To briefly summarise options in layman’s terms, they are contracts between two people in which one party pays another party for the right, but not obligation, to buy or sell an asset at a future point in time.
Options are used by businesses and traders alike when mitigating risk is essential. When someone buys “shares” in any company, they own part of the business and have certain rights regarding how the company should be run. However, there were instances where companies may infringe upon these rights (take note that shareholders can sue), thus giving rise to option contracts due to their flexibility.
It is possible to buy options in Singapore.
There are Several Different ways to do this which Traders can take advantage of.
1) Buying put and call options via a broker
2) Using binary options platforms
3) Forex trading platforms that have an option feature integrated into the software
4) Through peer-to-peer exchanges
5) Contract for differences (CFDs)
Buying Options Via Brokers
There are two main options that traders may wish to purchase when they are outside of the US – vanilla or plain vanilla (also known as European style) and American style. A broker will generally deal with one type only; however, some brokers offer access to both types. American style options are slightly riskier as they can be exercised during their lifetime, whereas European ones can only be exercised on the expiration date. As such, the American style will offer greater leverage and therefore returns (but also with correspondingly high risk).
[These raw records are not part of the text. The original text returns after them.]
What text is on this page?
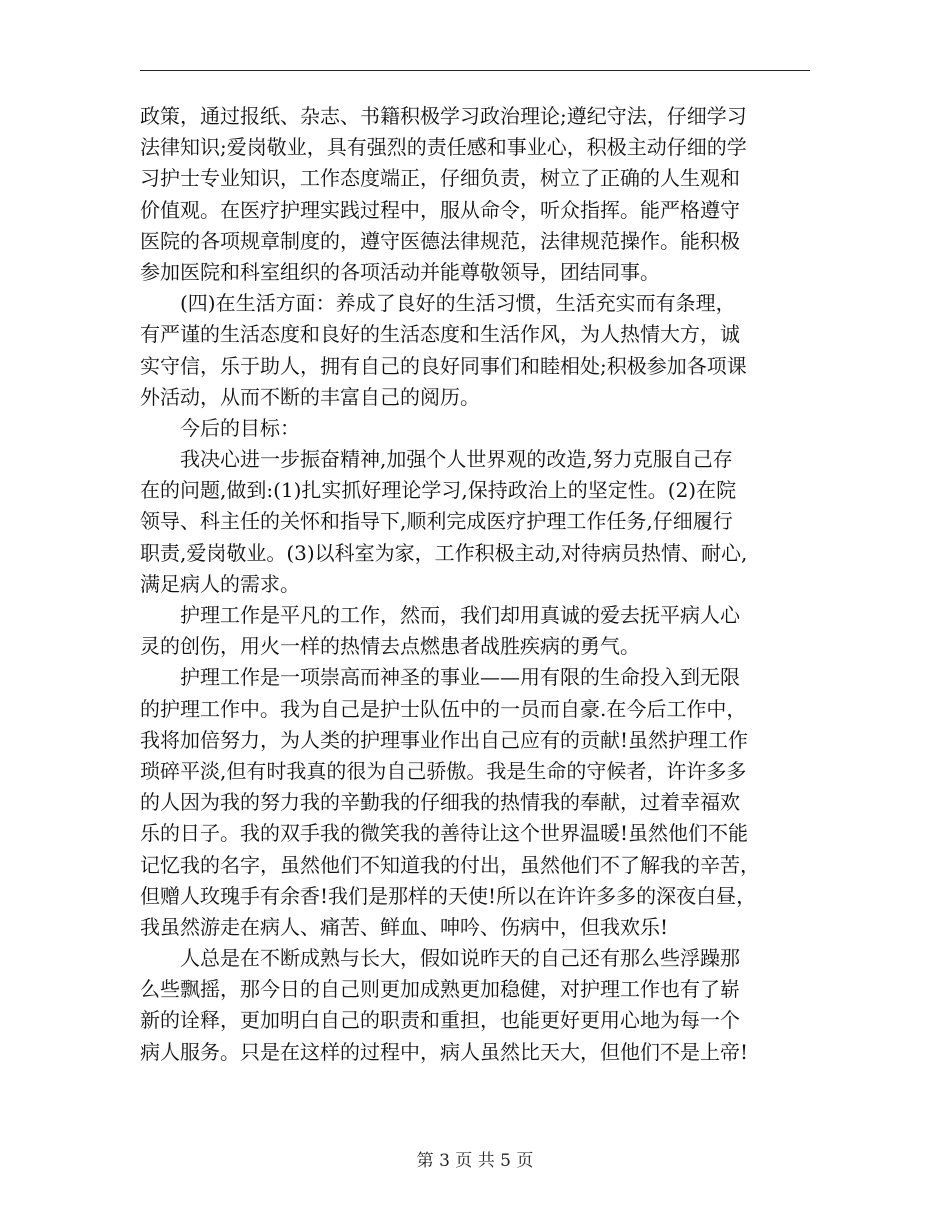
政策，通过报纸、杂志、书籍积极学习政治理论;遵纪守法，仔细学习
法律知识;爱岗敬业，具有强烈的责任感和事业心，积极主动仔细的学
习护士专业知识，工作态度端正，仔细负责，树立了正确的人生观和
价值观。在医疗护理实践过程中，服从命令，听众指挥。能严格遵守
医院的各项规章制度的，遵守医德法律规范，法律规范操作。能积极
参加医院和科室组织的各项活动并能尊敬领导，团结同事。
　　(四)在生活方面：养成了良好的生活习惯，生活充实而有条理，
有严谨的生活态度和良好的生活态度和生活作风，为人热情大方，诚
实守信，乐于助人，拥有自己的良好同事们和睦相处;积极参加各项课
外活动，从而不断的丰富自己的阅历。
　　今后的目标：
　　我决心进一步振奋精神,加强个人世界观的改造,努力克服自己存
在的问题,做到:(1)扎实抓好理论学习,保持政治上的坚定性。(2)在院
领导、科主任的关怀和指导下,顺利完成医疗护理工作任务,仔细履行
职责,爱岗敬业。(3)以科室为家，工作积极主动,对待病员热情、耐心,
满足病人的需求。
　　护理工作是平凡的工作，然而，我们却用真诚的爱去抚平病人心
灵的创伤，用火一样的热情去点燃患者战胜疾病的勇气。
　　护理工作是一项崇高而神圣的事业——用有限的生命投入到无限
的护理工作中。我为自己是护士队伍中的一员而自豪.在今后工作中，
我将加倍努力，为人类的护理事业作出自己应有的贡献!虽然护理工作
琐碎平淡,但有时我真的很为自己骄傲。我是生命的守候者，许许多多
的人因为我的努力我的辛勤我的仔细我的热情我的奉献，过着幸福欢
乐的日子。我的双手我的微笑我的善待让这个世界温暖!虽然他们不能
记忆我的名字，虽然他们不知道我的付出，虽然他们不了解我的辛苦，
但赠人玫瑰手有余香!我们是那样的天使!所以在许许多多的深夜白昼，
我虽然游走在病人、痛苦、鲜血、呻吟、伤病中，但我欢乐!
　　人总是在不断成熟与长大，假如说昨天的自己还有那么些浮躁那
么些飘摇，那今日的自己则更加成熟更加稳健，对护理工作也有了崭
新的诠释，更加明白自己的职责和重担，也能更好更用心地为每一个
病人服务。只是在这样的过程中，病人虽然比天大，但他们不是上帝!
第 3 页 共 5 页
Using Binary Options Platforms
Binary options platforms enable traders to buy one type of derivative – either a call or put option, depending on whether you’re buying or selling. To execute this trade, you must choose your strike price (how much an underlying asset’s price needs to rise or fall by for the options contract to be worth something), expiry date for the contract, and how much money you wish to spend. Given that you are not buying an actual underlying asset – for example, if you buy a call option on Apple stock (AAPL), you will never own any of APPLE’s shares. Still, you will only benefit if the price of AAPL rises. You are betting against the house with binary options rather than trading actual stocks.
Forex Trading Platforms with Options Feature Integrated Into The Software
Most forex trading platforms have an option feature integrated into the software that allows traders to buy calls or puts depending on whether they think that the value of their chosen currency pair/commodity/asset will rise or fall by at least a certain amount within a predetermined time frame. Thus, this works much like the binary options platform above.
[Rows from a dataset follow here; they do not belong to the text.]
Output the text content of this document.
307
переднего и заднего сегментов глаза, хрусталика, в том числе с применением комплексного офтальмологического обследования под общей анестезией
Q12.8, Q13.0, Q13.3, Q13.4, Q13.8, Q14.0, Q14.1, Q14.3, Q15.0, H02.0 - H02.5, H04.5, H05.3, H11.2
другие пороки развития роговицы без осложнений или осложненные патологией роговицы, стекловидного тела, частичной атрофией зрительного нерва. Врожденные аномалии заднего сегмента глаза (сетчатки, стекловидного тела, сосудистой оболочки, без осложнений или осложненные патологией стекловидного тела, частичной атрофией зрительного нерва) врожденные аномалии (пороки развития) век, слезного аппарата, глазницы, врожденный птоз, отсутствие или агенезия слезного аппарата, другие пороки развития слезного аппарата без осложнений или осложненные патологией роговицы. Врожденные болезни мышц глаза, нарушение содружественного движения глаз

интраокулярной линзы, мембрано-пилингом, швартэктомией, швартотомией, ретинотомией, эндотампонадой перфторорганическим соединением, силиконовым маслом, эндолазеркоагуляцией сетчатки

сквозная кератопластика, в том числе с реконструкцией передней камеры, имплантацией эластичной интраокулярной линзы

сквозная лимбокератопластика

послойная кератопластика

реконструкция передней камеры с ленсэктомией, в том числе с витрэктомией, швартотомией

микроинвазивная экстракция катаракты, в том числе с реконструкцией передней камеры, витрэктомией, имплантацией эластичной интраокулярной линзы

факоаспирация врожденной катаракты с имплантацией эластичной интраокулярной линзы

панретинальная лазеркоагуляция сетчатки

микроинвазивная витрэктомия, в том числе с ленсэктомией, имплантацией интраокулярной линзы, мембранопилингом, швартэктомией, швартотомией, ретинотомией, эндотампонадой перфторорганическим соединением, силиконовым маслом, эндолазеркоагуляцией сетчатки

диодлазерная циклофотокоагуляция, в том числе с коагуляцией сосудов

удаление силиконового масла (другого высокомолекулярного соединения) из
Through Peer-to-Peer Exchanges
An example of peer-to-peer exchange is Local Bitcoins, where traders can buy and sell bitcoins directly using different payment methods (e.g. PayPal or bank transfer). One may also perform trading via an online P2P lending platform – for example, Bitbond. Here you will be dealing with tangible underlying assets rather than derivatives; however, there are risks associated with this type of trading that would not exist when buying options contracts. For instance, if the borrower defaults on their loan repayment, there is no safety net to guarantee you will receive your money back.
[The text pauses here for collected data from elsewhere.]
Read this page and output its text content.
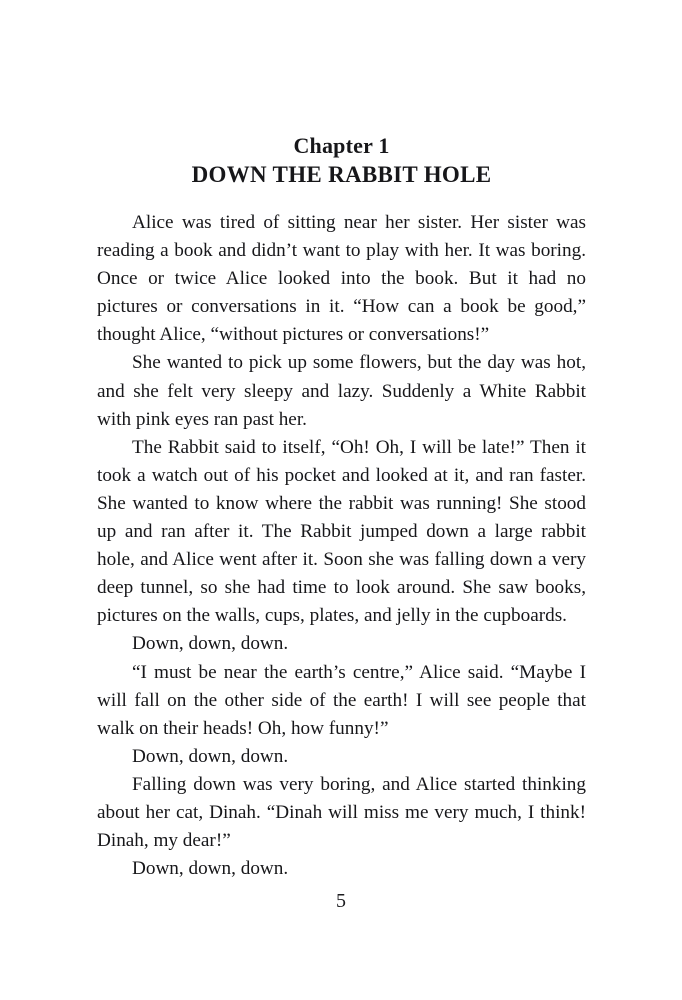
Chapter 1
DOWN THE RABBIT HOLE

Alice was tired of sitting near her sister. Her sister was reading a book and didn’t want to play with her. It was boring. Once or twice Alice looked into the book. But it had no pictures or conversations in it. “How can a book be good,” thought Alice, “without pictures or conversations!”

She wanted to pick up some flowers, but the day was hot, and she felt very sleepy and lazy. Suddenly a White Rabbit with pink eyes ran past her.

The Rabbit said to itself, “Oh! Oh, I will be late!” Then it took a watch out of his pocket and looked at it, and ran faster. She wanted to know where the rabbit was running! She stood up and ran after it. The Rabbit jumped down a large rabbit hole, and Alice went after it. Soon she was falling down a very deep tunnel, so she had time to look around. She saw books, pictures on the walls, cups, plates, and jelly in the cupboards.

Down, down, down.

“I must be near the earth’s centre,” Alice said. “Maybe I will fall on the other side of the earth! I will see people that walk on their heads! Oh, how funny!”

Down, down, down.

Falling down was very boring, and Alice started thinking about her cat, Dinah. “Dinah will miss me very much, I think! Dinah, my dear!”

Down, down, down.

5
Contract for Differences (CFDs)
Trading CFDs is a way of making profits and losses on the price movement of an underlying asset, just like owning that asset. The difference between this and other types of derivative trading (e.g. options contracts) is that with CFDs, you’re not buying any tangible assets; but instead agreeing to pay the difference in value between the price when you bought it and its value at the expiry date.
If you believe a call CFD on APPLE for $100 at $100 – i.e. when APPLE’s current share price is $100, and decide to close your position before the expiration date, which is 1 hour later, if Apple’s stock price has risen to $200 by then (i.e. gain 100% return), then you will pocket a total of $100 in profit, minus the commissions and any fees charged by the broker.